Global Art History receives "Social Innovation Grant" to reorient global art research and museum work

Date:

Date: 

2 March 2020

The eleven founding members of the network “
Transnational and Transcultural Arts and Culture Exchange – TrACE” include 
Monica Juneja and
Franziska Koch from the Professorship of Global Art History. For their project they have been granted almost 600.000 EUR for three years. The German Federal Ministry of Education and Research (BMBF) will finance the German section of this joint project with approximately 315.000 EUR (funding number 01UG2026). The funding will allow the ambitious network “Transnational and Transcultural Arts and Culture Exchange – TrACE” to expand its initial cooperation with renowned museums such as the
Tate Modern London, the
Tropenmuseum: Museum of World Cultures Amsterdam, the
Staatliche Kunstsammlungen Dresden and the
Institute for Cultural Inquiry (ici) Berlin. In exchange with like-minded curators and artists, the researchers aim to translate critical, transcultural approaches to art historical research, systematically developed at the HCTS, into exhibition practice. Together, they seek new answers to the complex challenges of globalization in the arts.
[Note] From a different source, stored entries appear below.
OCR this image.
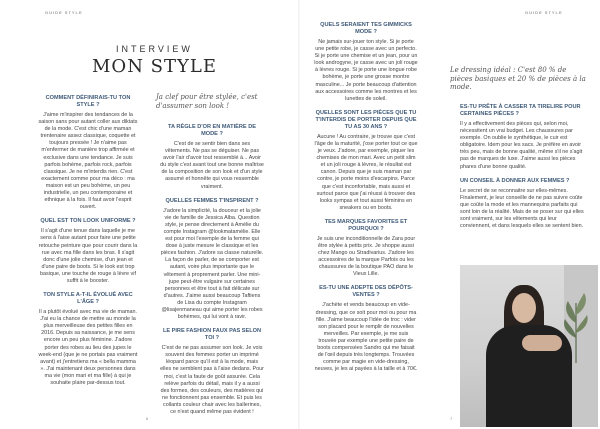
GUIDE STYLE
INTERVIEW
MON STYLE
COMMENT DÉFINIRAIS-TU TON STYLE ?

J'aime m'inspirer des tendances de la saison sans pour autant coller aux diktats de la mode. C'est chic d'une maman trentenaire assez classique, coquette et toujours pressée ! Je n'aime pas m'enfermer de manière trop affirmée et exclusive dans une tendance. Je suis parfois bohème, parfois rock, parfois classique. Je ne m'interdis rien. C'est exactement comme pour ma déco : ma maison est un peu bohème, un peu industrielle, un peu contemporaine et ethnique à la fois. Il faut avoir l'esprit ouvert.

QUEL EST TON LOOK UNIFORME ?

Il s'agit d'une tenue dans laquelle je me sens à l'aise autant pour faire une petite retouche peinture que pour courir dans la rue avec ma fille dans les bras. Il s'agit donc d'une jolie chemise, d'un jean et d'une paire de boots. Si le look est trop basique, une touche de rouge à lèvre vif suffit à le booster.

TON STYLE A-T-IL ÉVOLUÉ AVEC L'ÂGE ?

Il a plutôt évolué avec ma vie de maman. J'ai eu la chance de mettre au monde la plus merveilleuse des petites filles en 2016. Depuis sa naissance, je me sens encore un peu plus féminine. J'adore porter des robes au lieu des jupes le week-end (que je ne portais pas vraiment avant) et j'entretiens ma « bella mamma ». J'ai maintenant deux personnes dans ma vie (mon mari et ma fille) à qui je souhaite plaire par-dessus tout.

Ja clef pour être stylée, c'est d'assumer son look !
TA RÈGLE D'OR EN MATIÈRE DE MODE ?

C'est de se sentir bien dans ses vêtements. Ne pas se déguiser. Ne pas avoir l'air d'avoir tout ressemblé à... Avoir du style c'est avant tout une bonne maîtrise de la composition de son look et d'un style assumé et honnête qui vous ressemble vraiment.

QUELLES FEMMES T'INSPIRENT ?

J'adore la simplicité, la douceur et la jolie vie de famille de Jessica Alba. Question style, je pense directement à Amélie du compte Instagram @lookmatamélie. Elle est pour moi l'exemple de la femme qui dose à juste mesure le classique et les pièces fashion. J'adore sa classe naturelle. La façon de parler, de se comporter est autant, voire plus importante que le vêtement à proprement parler. Une mini-jupe peut-être vulgaire sur certaines personnes et être tout à fait délicate sur d'autres. J'aime aussi beaucoup Taftiens de Lisa du compte Instagram @lisajenmaneau qui aime porter les robes bohèmes, qui lui vont à ravir.

LE PIRE FASHION FAUX PAS SELON TOI ?

C'est de ne pas assumer son look. Je vois souvent des femmes porter un imprimé léopard parce qu'il est à la mode, mais elles ne semblent pas à l'aise dedans. Pour moi, c'est la faute de goût assurée. Cela relève parfois du détail, mais il y a aussi des formes, des couleurs, des matières qui ne fonctionnent pas ensemble. Et puis les collants couleur chair avec les ballerines, ce n'est quand même pas évident !

6
GUIDE STYLE
QUELS SERAIENT TES GIMMICKS MODE ?

Ne jamais sur-jouer ton style. Si je porte une petite robe, je casse avec un perfecto. Si je porte une chemise et un jean, pour un look androgyne, je casse avec un joli rouge à lèvres rouge. Si je porte une longue robe bohème, je porte une grosse montre masculine... Je porte beaucoup d'attention aux accessoires comme les montres et les lunettes de soleil.

QUELLES SONT LES PIÈCES QUE TU T'INTERDIS DE PORTER DEPUIS QUE TU AS 30 ANS ?

Aucune ! Au contraire, je trouve que c'est l'âge de la maturité, j'ose porter tout ce que je veux. J'adore, par exemple, piquer les chemises de mon mari. Avec un petit slim et un joli rouge à lèvres, le résultat est canon. Depuis que je suis maman par contre, je porte moins d'escarpins. Parce que c'est inconfortable, mais aussi et surtout parce que j'ai réussi à trouver des looks sympas et tout aussi féminins en sneakers ou en boots.

TES MARQUES FAVORITES ET POURQUOI ?

Je suis une inconditionnelle de Zara pour être stylée à petits prix. Je shoppe aussi chez Mango ou Stradivarius. J'adore les accessoires de la marque Parfois ou les chaussures de la boutique PAO dans le Vieux Lille.

ES-TU UNE ADEPTE DES DÉPÔTS-VENTES ?

J'achète et vends beaucoup en vide-dressing, que ce soit pour moi ou pour ma fille. J'aime beaucoup l'idée de troc : vider son placard pour le remplir de nouvelles merveilles. Par exemple, je me suis trouvée par exemple une petite paire de boots compensées Sandro qui me faisait de l'œil depuis très longtemps. Trouvées comme par magie en vide-dressing, neuves, je les ai payées à la taille et à 70€.

Le dressing idéal : C'est 80 % de pièces basiques et 20 % de pièces à la mode.
ES-TU PRÊTE À CASSER TA TIRELIRE POUR CERTAINES PIÈCES ?

Il y a effectivement des pièces qui, selon moi, nécessitent un vrai budget. Les chaussures par exemple. On oublie le synthétique, le cuir est obligatoire. Idem pour les sacs. Je préfère en avoir très peu, mais de bonne qualité, même s'il ne s'agit pas de marques de luxe. J'aime aussi les pièces phares d'une bonne qualité.

UN CONSEIL À DONNER AUX FEMMES ?

Le secret de se reconnaitre sur elles-mêmes. Finalement, je leur conseille de ne pas suivre coûte que coûte la mode et les mannequins parfaits qui sont loin de la réalité. Mais de se poser sur qui elles sont vraiment, sur les vêtements qui leur conviennent, et dans lesquels elles se sentent bien.

7
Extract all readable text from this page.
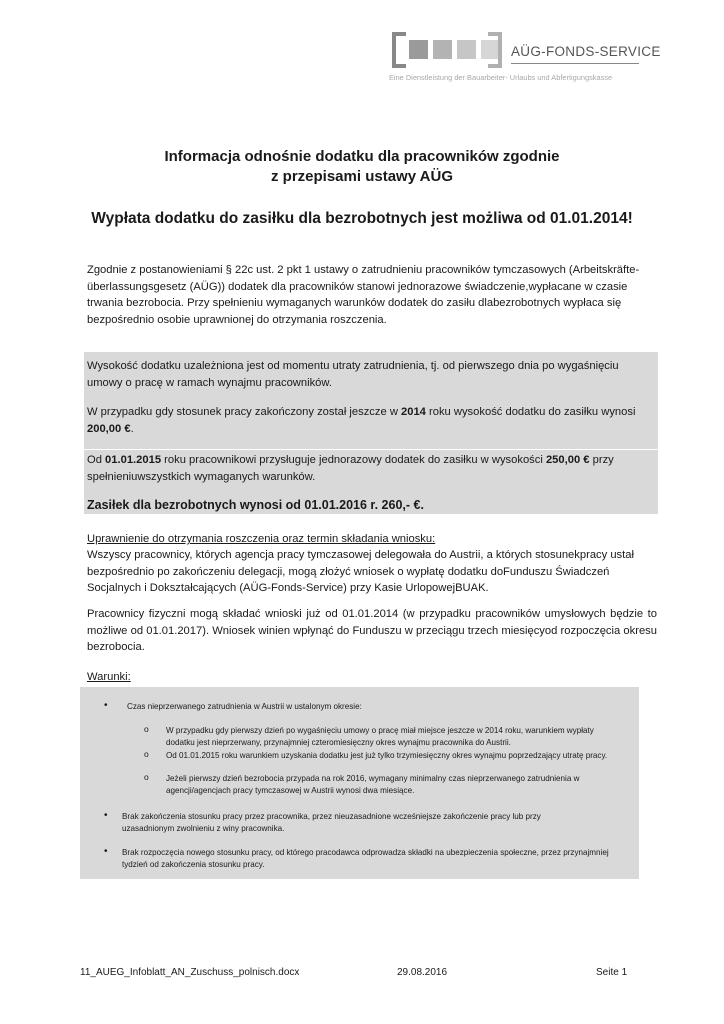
AÜG-FONDS-SERVICE
Eine Dienstleistung der Bauarbeiter- Urlaubs und Abfertigungskasse
Informacja odnośnie dodatku dla pracowników zgodnie
z przepisami ustawy AÜG
Wypłata dodatku do zasiłku dla bezrobotnych jest możliwa od 01.01.2014!
Zgodnie z postanowieniami § 22c ust. 2 pkt 1 ustawy o zatrudnieniu pracowników tymczasowych (Arbeitskräfte-überlassungsgesetz (AÜG)) dodatek dla pracowników stanowi jednorazowe świadczenie,wypłacane w czasie trwania bezrobocia. Przy spełnieniu wymaganych warunków dodatek do zasiłu dlabezrobotnych wypłaca się bezpośrednio osobie uprawnionej do otrzymania roszczenia.
Wysokość dodatku uzależniona jest od momentu utraty zatrudnienia, tj. od pierwszego dnia po wygaśnięciu umowy o pracę w ramach wynajmu pracowników.
W przypadku gdy stosunek pracy zakończony został jeszcze w 2014 roku wysokość dodatku do zasiłku wynosi 200,00 €.
Od 01.01.2015 roku pracownikowi przysługuje jednorazowy dodatek do zasiłku w wysokości 250,00 € przy spełnieniuwszystkich wymaganych warunków.
Zasiłek dla bezrobotnych wynosi od 01.01.2016 r. 260,- €.
Uprawnienie do otrzymania roszczenia oraz termin składania wniosku:
Wszyscy pracownicy, których agencja pracy tymczasowej delegowała do Austrii, a których stosunekpracy ustał bezpośrednio po zakończeniu delegacji, mogą złożyć wniosek o wypłatę dodatku doFunduszu Świadczeń Socjalnych i Dokształcających (AÜG-Fonds-Service) przy Kasie UrlopowejBUAK.
Pracownicy fizyczni mogą składać wnioski już od 01.01.2014 (w przypadku pracowników umysłowych będzie to możliwe od 01.01.2017). Wniosek winien wpłynąć do Funduszu w przeciągu trzech miesięcyod rozpoczęcia okresu bezrobocia.
Warunki:
• Czas nieprzerwanego zatrudnienia w Austrii w ustalonym okresie:
o W przypadku gdy pierwszy dzień po wygaśnięciu umowy o pracę miał miejsce jeszcze w 2014 roku, warunkiem wypłaty dodatku jest nieprzerwany, przynajmniej czteromiesięczny okres wynajmu pracownika do Austrii.
o Od 01.01.2015 roku warunkiem uzyskania dodatku jest już tylko trzymiesięczny okres wynajmu poprzedzający utratę pracy.
o Jeżeli pierwszy dzień bezrobocia przypada na rok 2016, wymagany minimalny czas nieprzerwanego zatrudnienia w agencji/agencjach pracy tymczasowej w Austrii wynosi dwa miesiące.
• Brak zakończenia stosunku pracy przez pracownika, przez nieuzasadnione wcześniejsze zakończenie pracy lub przy uzasadnionym zwolnieniu z winy pracownika.
• Brak rozpoczęcia nowego stosunku pracy, od którego pracodawca odprowadza składki na ubezpieczenia społeczne, przez przynajmniej tydzień od zakończenia stosunku pracy.
11_AUEG_Infoblatt_AN_Zuschuss_polnisch.docx	29.08.2016	Seite 1
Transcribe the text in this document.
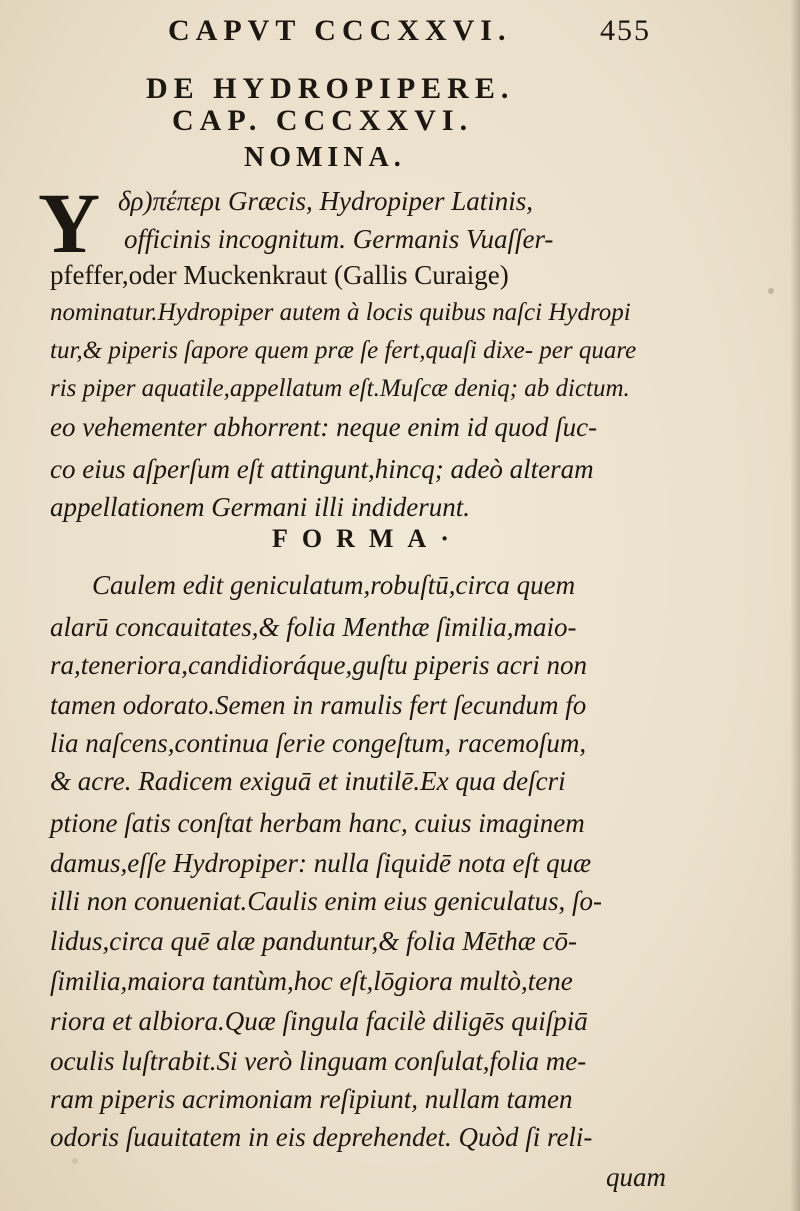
CAPVT CCCXXVI.	455
DE HYDROPIPERE.
CAP. CCCXXVI.
NOMINA.
Y δρ)πέπερι Græcis, Hydropiper Latinis,
officinis incognitum. Germanis Vuaſſer-
pfeffer,oder Muckenkraut (Gallis Curaige)
nominatur.Hydropiper autem à locis quibus naſci Hydropi
tur,& piperis ſapore quem præ ſe fert,quaſi dixe- per quare
ris piper aquatile,appellatum eſt.Muſcæ deniq; ab dictum.
eo vehementer abhorrent: neque enim id quod ſuc-
co eius aſperſum eſt attingunt,hincq; adeò alteram
appellationem Germani illi indiderunt.
FORMA·
Caulem edit geniculatum,robuſtū,circa quem
alarū concauitates,& folia Menthæ ſimilia,maio-
ra,teneriora,candidioráque,guſtu piperis acri non
tamen odorato.Semen in ramulis fert ſecundum fo
lia naſcens,continua ſerie congeſtum, racemoſum,
& acre. Radicem exiguā et inutilē.Ex qua deſcri
ptione ſatis conſtat herbam hanc, cuius imaginem
damus,eſſe Hydropiper: nulla ſiquidē nota eſt quæ
illi non conueniat.Caulis enim eius geniculatus, ſo-
lidus,circa quē alæ panduntur,& folia Mēthæ cō-
ſimilia,maiora tantùm,hoc eſt,lōgiora multò,tene
riora et albiora.Quæ ſingula facilè diligēs quiſpiā
oculis luſtrabit.Si verò linguam conſulat,folia me-
ram piperis acrimoniam reſipiunt, nullam tamen
odoris ſuauitatem in eis deprehendet. Quòd ſi reli-
quam
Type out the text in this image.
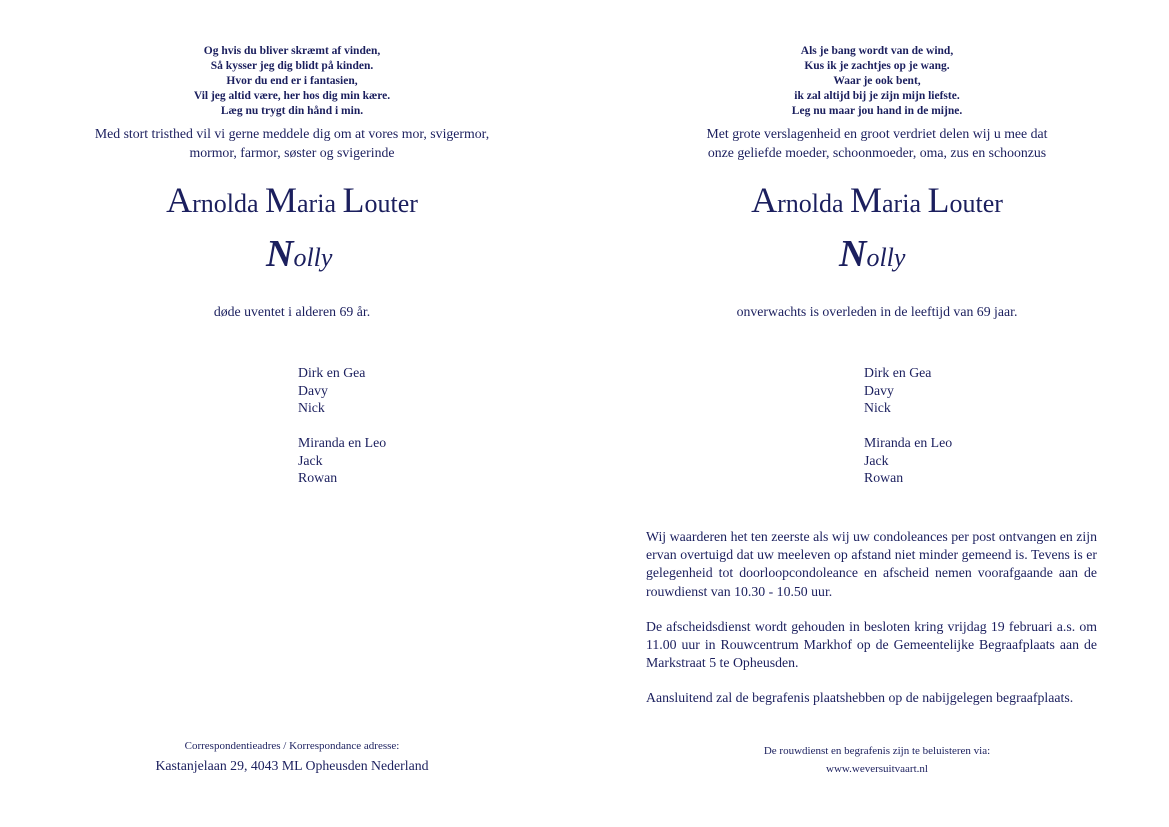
Og hvis du bliver skræmt af vinden,
Så kysser jeg dig blidt på kinden.
Hvor du end er i fantasien,
Vil jeg altid være, her hos dig min kære.
Læg nu trygt din hånd i min.
Med stort tristhed vil vi gerne meddele dig om at vores mor, svigermor,
mormor, farmor, søster og svigerinde
Arnolda Maria Louter
Nolly
døde uventet i alderen 69 år.
Dirk en Gea
Davy
Nick
Miranda en Leo
Jack
Rowan
Correspondentieadres / Korrespondance adresse:
Kastanjelaan 29, 4043 ML Opheusden Nederland
Als je bang wordt van de wind,
Kus ik je zachtjes op je wang.
Waar je ook bent,
ik zal altijd bij je zijn mijn liefste.
Leg nu maar jou hand in de mijne.
Met grote verslagenheid en groot verdriet delen wij u mee dat
onze geliefde moeder, schoonmoeder, oma, zus en schoonzus
Arnolda Maria Louter
Nolly
onverwachts is overleden in de leeftijd van 69 jaar.
Dirk en Gea
Davy
Nick
Miranda en Leo
Jack
Rowan

Wij waarderen het ten zeerste als wij uw condoleances per post ontvangen en zijn ervan overtuigd dat uw meeleven op afstand niet minder gemeend is. Tevens is er gelegenheid tot doorloopcondoleance en afscheid nemen voorafgaande aan de rouwdienst van 10.30 - 10.50 uur.

De afscheidsdienst wordt gehouden in besloten kring vrijdag 19 februari a.s. om 11.00 uur in Rouwcentrum Markhof op de Gemeentelijke Begraafplaats aan de Markstraat 5 te Opheusden.

Aansluitend zal de begrafenis plaatshebben op de nabijgelegen begraafplaats.

De rouwdienst en begrafenis zijn te beluisteren via:
www.weversuitvaart.nl
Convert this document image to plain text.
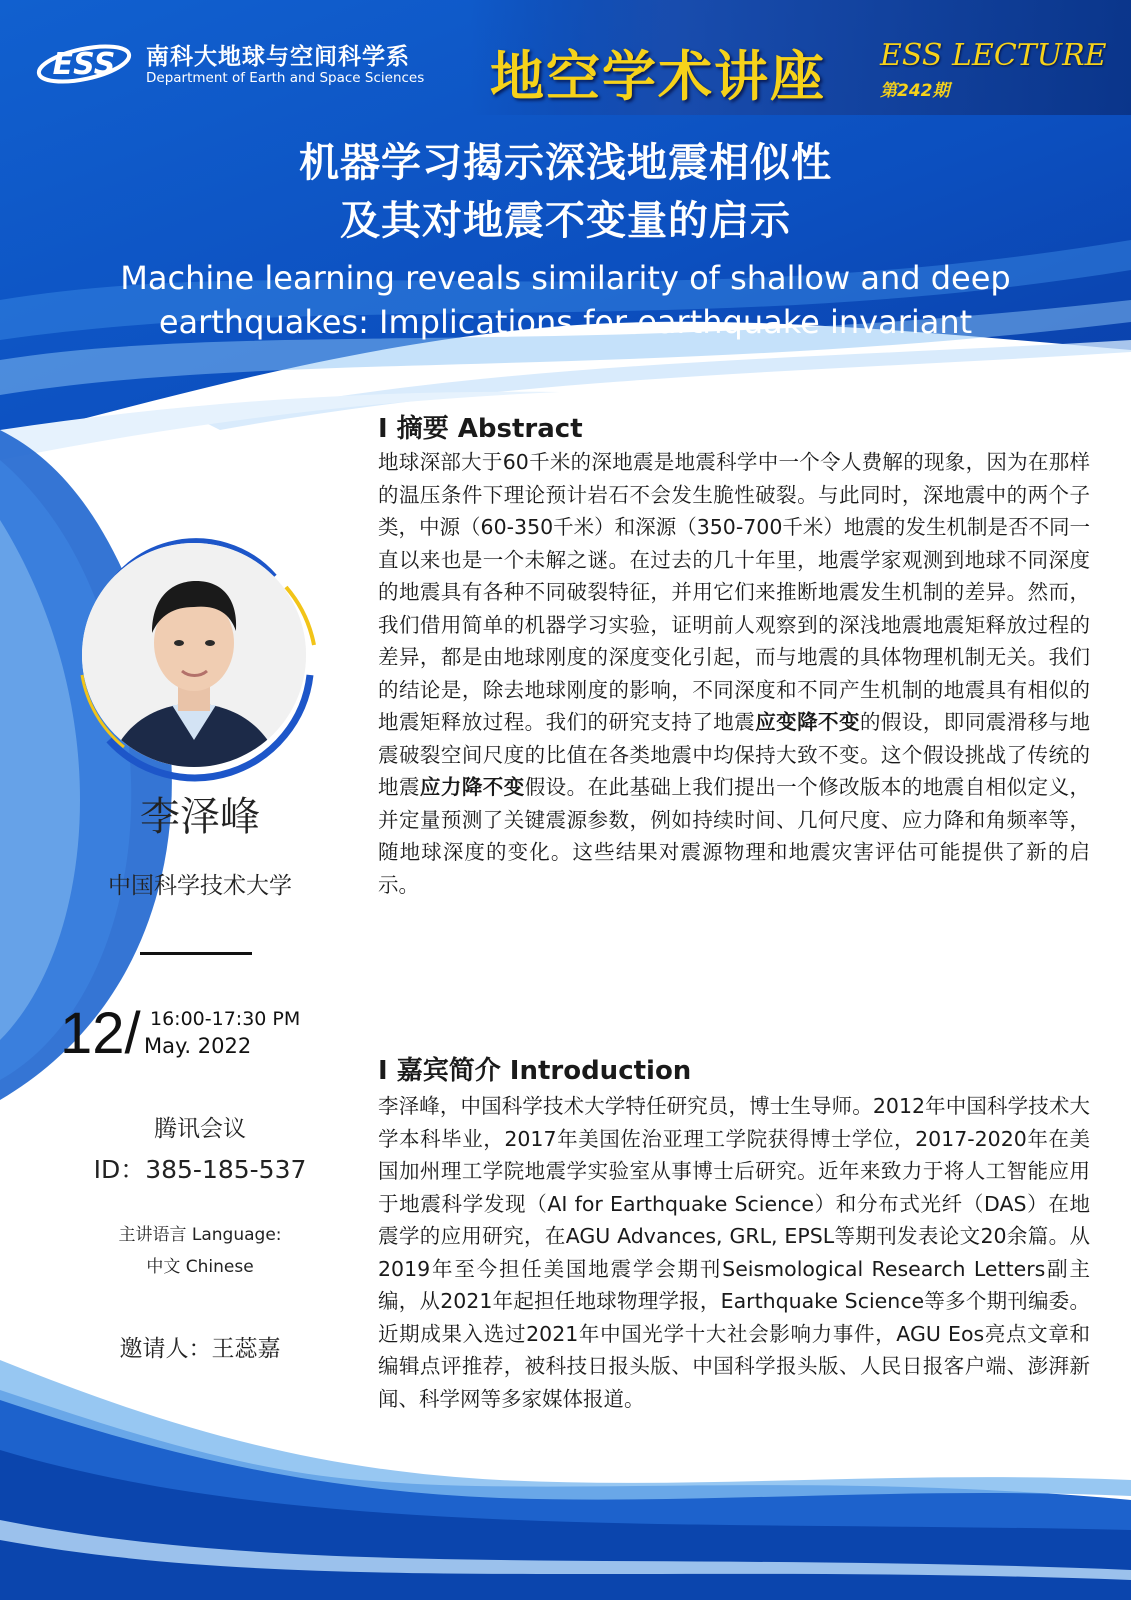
ESS 南科大地球与空间科学系
Department of Earth and Space Sciences 地空学术讲座 ESS LECTURE
第242期
机器学习揭示深浅地震相似性
及其对地震不变量的启示
Machine learning reveals similarity of shallow and deep
earthquakes: Implications for earthquake invariant
李泽峰
中国科学技术大学
12/ 16:00-17:30 PM
May. 2022
腾讯会议
ID：385-185-537
主讲语言 Language:
中文 Chinese
邀请人：王蕊嘉
I 摘要 Abstract
地球深部大于60千米的深地震是地震科学中一个令人费解的现象，因为在那样的温压条件下理论预计岩石不会发生脆性破裂。与此同时，深地震中的两个子类，中源（60-350千米）和深源（350-700千米）地震的发生机制是否不同一直以来也是一个未解之谜。在过去的几十年里，地震学家观测到地球不同深度的地震具有各种不同破裂特征，并用它们来推断地震发生机制的差异。然而，我们借用简单的机器学习实验，证明前人观察到的深浅地震地震矩释放过程的差异，都是由地球刚度的深度变化引起，而与地震的具体物理机制无关。我们的结论是，除去地球刚度的影响，不同深度和不同产生机制的地震具有相似的地震矩释放过程。我们的研究支持了地震应变降不变的假设，即同震滑移与地震破裂空间尺度的比值在各类地震中均保持大致不变。这个假设挑战了传统的地震应力降不变假设。在此基础上我们提出一个修改版本的地震自相似定义，并定量预测了关键震源参数，例如持续时间、几何尺度、应力降和角频率等，随地球深度的变化。这些结果对震源物理和地震灾害评估可能提供了新的启示。
I 嘉宾简介 Introduction
李泽峰，中国科学技术大学特任研究员，博士生导师。2012年中国科学技术大学本科毕业，2017年美国佐治亚理工学院获得博士学位，2017-2020年在美国加州理工学院地震学实验室从事博士后研究。近年来致力于将人工智能应用于地震科学发现（AI for Earthquake Science）和分布式光纤（DAS）在地震学的应用研究，在AGU Advances, GRL, EPSL等期刊发表论文20余篇。从2019年至今担任美国地震学会期刊Seismological Research Letters副主编，从2021年起担任地球物理学报，Earthquake Science等多个期刊编委。近期成果入选过2021年中国光学十大社会影响力事件，AGU Eos亮点文章和编辑点评推荐，被科技日报头版、中国科学报头版、人民日报客户端、澎湃新闻、科学网等多家媒体报道。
Thus, the 1st TrACE Academy in Ottawa in November, which was organized by the project team of Carleton University together with the National Gallery of Canada, explored the topic
“Worlding the Global: The Arts in the Age of Decolonization.” Only 10 out of 75 teams from the humanities succeeded in obtaining the “Social Innovation Grant” for such a project. The interdisciplinary team of TrACE founders,
Monica Juneja and
Franziska Koch (
HCTS, University of Heidelberg),
Birgit Hopfener,
Ming Tiampo,
Ruth Phillips and
Carmen Robertson (
CTCA, Carleton University, Ottawa),
Alice Ming Wai Jim (
Concordia University, Montréal),
Paul Goodwin and
Toshio Watanabe (
TrAIN,
The University of the Arts London), recently joined by
Chiara de Cesari (
Universiteit van Amsterdam) and
Wayne Modest (
Vrije Universiteit Amsterdam), are excited and hopeful about the potential of their project. Its success in receiving funding points to an increased interest in the role of art and culture, while addressing the challenges of global capitalism and growing tendencies of re-nationalization worldwide. “With TrACE and the new project Worlding Public Cultures, our aim is to counter the overused and slippery concept of the global with the world-making potential of the arts. Art production and artists offer a valuable entry point into the complex social realities of our times. They bring forth fresh arguments, making us aware of different positionalities from which we make sense of and intervene to reclaim the world. Engaging with art is vital to grasping historical connectivities, together with the distinct ways in which institutions define and shape culture. Studying and exhibiting art is a creative mode of negotiating conflict and different worldviews,” explains Monica Juneja, who holds the first and till date only Professorship of Global Art History in the German-speaking world.
The Heidelberg team can build on years of productive experience in collaborating with museums. Since its foundation, the Professorship of Global Art History has been engaged in joint activities with museums in Germany with a view to generating an awareness of interwoven, often conflicting art histories, among broad sections of visitors, many of whom may have never entered a university. The Social Innovation Grant allows Monica Juneja and Franziska Koch, supported by a doctoral student and a postdoctoral researcher, to apply this expertise on an international level. Joint projects with the Tate Modern London and the Tropenmuseum Amsterdam, institutions that have addressed problematic issues of colonialism and the legacy of empire much earlier than museums elsewhere, will in turn stimulate their collaborative work at home.
“With Worlding Public Cultures we have a transatlantic project that for the first time allows a systematic collection and comparison of data in two core areas of the arts from a global perspective: on the one hand, new approaches to art in university teaching and, on the other, innovative curatorial practices that position themselves transculturally or transnationally,” explains Franziska Koch, co-leader of the German team. Announcing the next three TrACE Academies to take place in Amsterdam in autumn 2020, in London 2021 and in Berlin/Heidelberg in 2022, she emphasizes: “Together with curators, artists and cultural activists from countries of the so-called ‘global south’, we will work out concrete recommendations for both areas. Worlding Public Cultures will not only result in a series of academic publications. An equally important milestone is the publication of these insights in a condensed form with two ‘Best Practices Papers’ on our website. These will make our insights into transcultural art research and associated curatorial practices easily accessible to an interested public and therefore socially effective.”
The TrACE network is currently working on its institutional expansion. The next academies will initiate cooperation with institutes in China, Japan, India, and the USA, without which, according to the founders of TrACE, a transcultural agenda would be of limited scope. It will therefore be interesting to see to what extent Worlding Public Cultures: Art and Social Innovation will bring about a transcultural change in the increasingly globalized art and culture sector over the next three years.